Ağabey kardeş bir dizi meyve ağacının arasından geçerek sonunda yüksek bir sazlık çitten yaklaşık beş metre karelik kapalı bir alana açılan bir kapıya vardılar. Burası ağaç ve çalılarla çevriliydi, gölgelerinde ise çok sayıda ahşap yapı duruyordu.
Tam ortasında alanın üçte birini kaplayan bir havuz bulunuyordu ve evin önündeki geniş gölet gibi su bitkileriyle çevriliydi. Kenarında iki çeltik kargası duruyor, suyun üzerinde ise muhteşem tüyleri olan bir sürü su kuşu yüzüyor, kıyıdakiler de tüylerini temizliyordu.
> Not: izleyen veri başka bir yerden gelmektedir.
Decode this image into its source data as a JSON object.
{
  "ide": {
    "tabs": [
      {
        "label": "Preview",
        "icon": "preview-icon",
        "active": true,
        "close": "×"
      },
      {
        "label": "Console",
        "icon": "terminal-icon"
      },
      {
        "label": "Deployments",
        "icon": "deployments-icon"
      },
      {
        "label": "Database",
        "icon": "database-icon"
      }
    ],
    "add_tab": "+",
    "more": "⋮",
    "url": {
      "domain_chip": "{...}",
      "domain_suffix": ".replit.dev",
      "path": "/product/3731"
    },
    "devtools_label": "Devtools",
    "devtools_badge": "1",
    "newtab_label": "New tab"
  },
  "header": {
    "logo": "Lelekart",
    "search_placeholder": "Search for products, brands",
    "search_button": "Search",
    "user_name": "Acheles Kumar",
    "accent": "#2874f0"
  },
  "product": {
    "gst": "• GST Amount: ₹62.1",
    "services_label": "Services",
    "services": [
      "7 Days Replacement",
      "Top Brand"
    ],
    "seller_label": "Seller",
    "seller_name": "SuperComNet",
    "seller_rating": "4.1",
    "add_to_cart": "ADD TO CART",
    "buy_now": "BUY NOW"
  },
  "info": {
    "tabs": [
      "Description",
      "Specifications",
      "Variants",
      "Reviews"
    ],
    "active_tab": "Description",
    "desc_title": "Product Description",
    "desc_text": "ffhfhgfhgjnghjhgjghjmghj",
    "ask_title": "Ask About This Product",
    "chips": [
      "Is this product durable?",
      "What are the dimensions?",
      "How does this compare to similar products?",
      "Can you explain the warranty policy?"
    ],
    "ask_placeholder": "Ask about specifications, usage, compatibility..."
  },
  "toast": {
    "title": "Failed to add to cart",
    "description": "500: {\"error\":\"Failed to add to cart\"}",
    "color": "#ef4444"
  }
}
Kapı kapandığında su kuşları arasında büyük bir hareketlenme oldu, çeltik kargaları genç hanımlarını karşılamak için usulca ilerledi, ördekler bir hoş geldin nidası attı, suda yüzenler kıyıya çıktı, kıyıda olanlar ise yüksek sesle vaklayarak çeltik kargalarını takip etti. Fakat yanlarına ilk gelen ahşap kulübelerden birine bağlı olan ve anında yanlarında biten iki ceylan oldu; ceylanlar yumuşak burunlarıyla Chebron ve Mysa’nın ellerini dürttü; bu sırada diğer kulübelerden de bir sürü farklı ses çıkıyor, köpekler havlıyor, çeşit çeşit hayvan hoş geldiniz der gibi bağırıyordu.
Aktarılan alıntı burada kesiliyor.